Reversing baldness in the future may be as simple as wearing a hat, thanks to a new noninvasive, low-cost hair-growth-stimulating technology tested successfully on mice, scientists say.

Based on devices that gather energy from a body’s day-to-day motion, the hair-growth technology, described in the journal ACS Nano, stimulates the skin with gentle, low-frequency electric pulses, which coax dormant follicles to reactivate hair production.

“I think this will be a very practical solution to hair regeneration,” said Xudong Wang, a professor at the University of Wisconsin-Madison in the US.

The devices don’t cause hair follicles to sprout anew in smooth skin. Instead they reactivate hair-producing structures that have gone dormant, researchers said.
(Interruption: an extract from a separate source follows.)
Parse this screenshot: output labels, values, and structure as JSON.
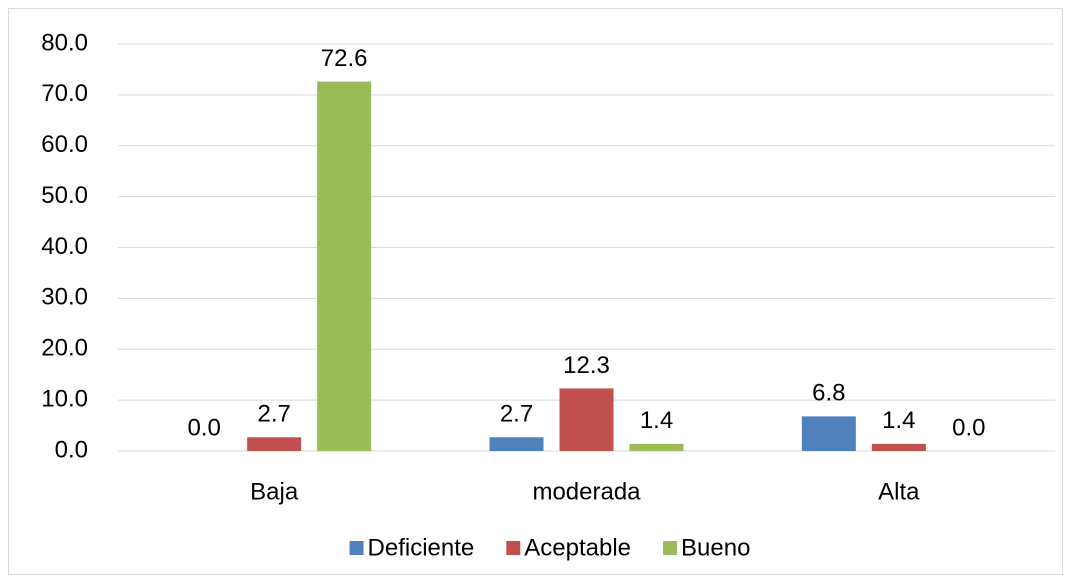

The technology can be used as an intervention for people in the early stages of pattern baldness, but it would not bestow tresses to someone who has been bald for several years,they said.

Researchers noted that because the devices are powered by the movement of the wearer, they don’t require a bulky battery pack or complicated electronics.

Small devices called nanogenerators passively gather energy from day-to-day movements and transmit low-frequency pulses of electricity to the skin. That gentle electric stimulation causes dormant follicles to “wake up,” the researchers said.